Every day, labs in the University of Texas System produce low-level radioactive waste in the course of medical procedures and scientific research. Despite what the comic books would have you believe, this radioactive waste isn’t fluorescent green glowing sludge. Most of the waste the UT System produces consists of objects like gloves, protective clothing and laboratory glassware that have been exposed to radiation during routine research or medical protocols. Roughly 90 percent of this low-level radioactive waste can be safely contained on-site at the UT System labs that produce them. But what happens to the other 10 percent of toxic trash raises concerns.
In 1980, the federal Low Level Radioactive Waste (LLRW) Policy Act made each state responsible for disposing of all the LLRW produced within its borders. Only four LLRW disposal facilities, which dispose of waste by burying it in controlled shallow land, exist in the U.S. All 50 states depend on these four facilities to dispose of their radioactive waste, and until 2008, Texas disposed of its LLRW in South Carolina. But when that facility closed its doors, Texas was forced to look into other options.

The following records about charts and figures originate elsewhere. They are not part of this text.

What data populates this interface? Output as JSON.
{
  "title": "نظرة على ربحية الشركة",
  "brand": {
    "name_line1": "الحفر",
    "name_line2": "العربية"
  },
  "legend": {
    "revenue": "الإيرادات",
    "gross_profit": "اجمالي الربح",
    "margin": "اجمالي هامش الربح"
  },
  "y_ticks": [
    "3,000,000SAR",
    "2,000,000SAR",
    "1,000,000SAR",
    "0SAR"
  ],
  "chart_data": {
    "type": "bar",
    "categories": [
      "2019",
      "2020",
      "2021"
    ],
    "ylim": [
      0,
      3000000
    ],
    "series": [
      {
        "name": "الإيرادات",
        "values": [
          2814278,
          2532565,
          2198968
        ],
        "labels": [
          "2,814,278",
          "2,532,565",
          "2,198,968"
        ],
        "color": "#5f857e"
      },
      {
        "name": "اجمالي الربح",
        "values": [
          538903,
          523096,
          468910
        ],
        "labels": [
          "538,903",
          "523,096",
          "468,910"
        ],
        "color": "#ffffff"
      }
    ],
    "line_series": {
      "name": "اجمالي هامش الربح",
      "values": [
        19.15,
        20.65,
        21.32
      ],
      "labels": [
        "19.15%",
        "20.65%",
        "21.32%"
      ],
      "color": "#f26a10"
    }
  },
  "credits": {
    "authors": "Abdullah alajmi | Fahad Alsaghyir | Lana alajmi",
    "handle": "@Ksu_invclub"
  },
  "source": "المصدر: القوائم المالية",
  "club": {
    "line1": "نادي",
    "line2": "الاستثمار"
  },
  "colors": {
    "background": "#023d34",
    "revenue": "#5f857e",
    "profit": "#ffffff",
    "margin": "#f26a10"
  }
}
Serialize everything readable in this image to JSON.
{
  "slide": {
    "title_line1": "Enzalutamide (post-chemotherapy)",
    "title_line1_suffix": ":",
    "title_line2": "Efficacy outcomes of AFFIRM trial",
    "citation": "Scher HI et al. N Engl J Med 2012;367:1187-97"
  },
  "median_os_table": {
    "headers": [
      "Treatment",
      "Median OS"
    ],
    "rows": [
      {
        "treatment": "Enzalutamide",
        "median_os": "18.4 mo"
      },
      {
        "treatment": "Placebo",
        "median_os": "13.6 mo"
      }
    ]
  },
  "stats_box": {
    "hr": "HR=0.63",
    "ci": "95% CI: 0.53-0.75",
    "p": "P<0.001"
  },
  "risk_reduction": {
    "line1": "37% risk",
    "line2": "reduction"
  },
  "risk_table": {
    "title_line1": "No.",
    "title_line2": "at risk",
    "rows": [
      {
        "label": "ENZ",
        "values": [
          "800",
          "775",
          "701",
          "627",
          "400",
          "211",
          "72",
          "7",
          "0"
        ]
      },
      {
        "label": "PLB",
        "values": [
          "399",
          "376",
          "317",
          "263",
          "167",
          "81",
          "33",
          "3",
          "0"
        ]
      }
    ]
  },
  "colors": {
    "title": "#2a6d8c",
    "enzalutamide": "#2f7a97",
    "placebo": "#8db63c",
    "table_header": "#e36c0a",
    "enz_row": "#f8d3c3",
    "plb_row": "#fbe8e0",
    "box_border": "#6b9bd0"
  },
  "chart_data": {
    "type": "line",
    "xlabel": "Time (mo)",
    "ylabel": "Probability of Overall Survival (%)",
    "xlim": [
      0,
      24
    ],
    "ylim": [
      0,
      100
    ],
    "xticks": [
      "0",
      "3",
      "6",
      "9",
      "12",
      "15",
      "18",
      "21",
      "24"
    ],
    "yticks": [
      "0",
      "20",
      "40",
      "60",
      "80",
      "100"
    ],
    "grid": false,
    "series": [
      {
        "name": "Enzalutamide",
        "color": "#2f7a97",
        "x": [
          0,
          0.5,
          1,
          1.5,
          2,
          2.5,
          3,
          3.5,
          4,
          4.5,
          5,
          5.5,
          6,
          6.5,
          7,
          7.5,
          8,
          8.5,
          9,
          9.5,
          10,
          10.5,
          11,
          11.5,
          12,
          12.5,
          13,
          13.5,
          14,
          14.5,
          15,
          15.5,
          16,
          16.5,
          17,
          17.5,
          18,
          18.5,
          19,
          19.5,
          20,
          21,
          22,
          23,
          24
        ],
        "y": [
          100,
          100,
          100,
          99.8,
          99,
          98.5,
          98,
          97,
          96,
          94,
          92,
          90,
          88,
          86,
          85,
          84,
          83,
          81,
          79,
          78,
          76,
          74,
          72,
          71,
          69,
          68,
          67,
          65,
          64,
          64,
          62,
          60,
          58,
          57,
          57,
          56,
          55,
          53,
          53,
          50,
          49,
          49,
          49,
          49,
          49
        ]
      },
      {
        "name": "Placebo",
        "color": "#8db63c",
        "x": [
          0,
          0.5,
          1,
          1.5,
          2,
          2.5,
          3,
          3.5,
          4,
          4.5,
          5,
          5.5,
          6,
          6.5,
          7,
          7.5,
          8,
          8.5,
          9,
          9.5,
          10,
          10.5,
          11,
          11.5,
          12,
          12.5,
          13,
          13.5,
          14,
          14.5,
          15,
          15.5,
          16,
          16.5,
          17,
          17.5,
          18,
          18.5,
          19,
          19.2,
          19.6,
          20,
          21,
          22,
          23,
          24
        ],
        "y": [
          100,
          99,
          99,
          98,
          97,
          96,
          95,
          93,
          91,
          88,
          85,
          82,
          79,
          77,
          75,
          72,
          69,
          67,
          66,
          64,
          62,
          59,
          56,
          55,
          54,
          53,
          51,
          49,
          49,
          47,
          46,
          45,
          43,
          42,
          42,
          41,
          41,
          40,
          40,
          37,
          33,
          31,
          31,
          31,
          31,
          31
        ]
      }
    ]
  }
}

Enter Waste Control Specialists LLC, the private vendors who recently built a new disposal facility in Andrews County in West Texas. Licensed by the Texas Commission on Environmental Quality and established as part of a “compact” with the state of Vermont, the facility accepts waste from Texas, Vermont and the federal government. It accepted its first shipments of radioactive waste last April. According to Chuck McDonald, a spokesperson for Waste Control Specialists, both the UT and A&M Systems have requested direct contracts with WCS. In a Sept. 26 meeting of the Texas House Committee on Environmental Regulation, he testified that these contracts were about to be finalized. (Full disclosure: I serve as an unpaid intern in State Senator Wendy Davis’s office, but these opinions are my own and not hers or her staff’s.)
Disposing of LLRW is expensive, but luckily the UT System produces very little of it — only 10 to 20 drums per year. Under contracts that fix the prices charged by WCS, the approximate cost to dispose of one 55-gallon drum of waste material is $2,000, meaning that the UT System will spend no more than $40,000 dollars on LLRW disposal each year. The problem with WCS isn’t financial — it’s environmental.
WCS is run by Dallas businessman Harold Simmons, who persuaded the Commission to allow him to put up stock of Titanium Metals Corporation, a company he owns, as security on the facility. So if anything monumental goes wrong with the Andrews facility, stock in WCS’s sister company will be given to the state for damages. As the Texas Observer reported, radioactive waste disposal facilities are typically secured with a bond, a letter of credit or insurance. Securing one with stocks, let alone stocks so strongly tied to the operator of the facility, is near unheard of. It’s as if Simmons convinced a bank to give him a line of credit by using another line of credit as collateral. It just doesn’t make sense.
In the same Sept. 26 committee meeting, State Representative Lon Burnam interrogated McDonald about whether or not the disposal routes used by WCS to transport the waste met federal and state safety standards. McDonalds responded that he could not speak to that specifically because he was not aware of the routes. McDonald also said that WCS ensures the financial stability of WCS by moving around the stocks in the security every single day. Maybe that’s worked so far to keep the company financially secure, but that’s not the point. The point is that the state agency that’s supposed to be regulating WCS is allowing it to secure the high-risk venture with stock in a sister company. That hardly seems like regulation at all. And if the Commission can’t stand up to Simmons on something as blatantly fishy as securing his company with stock in his other company, then how will they stand up to him on the more serious issues that have been raised about the facility’s environmental impact — issues like ground water contamination and safe transportation of LLRW? It’s not hard to imagine that they won’t.
Wright is Plan II and biology junior from San Antonio.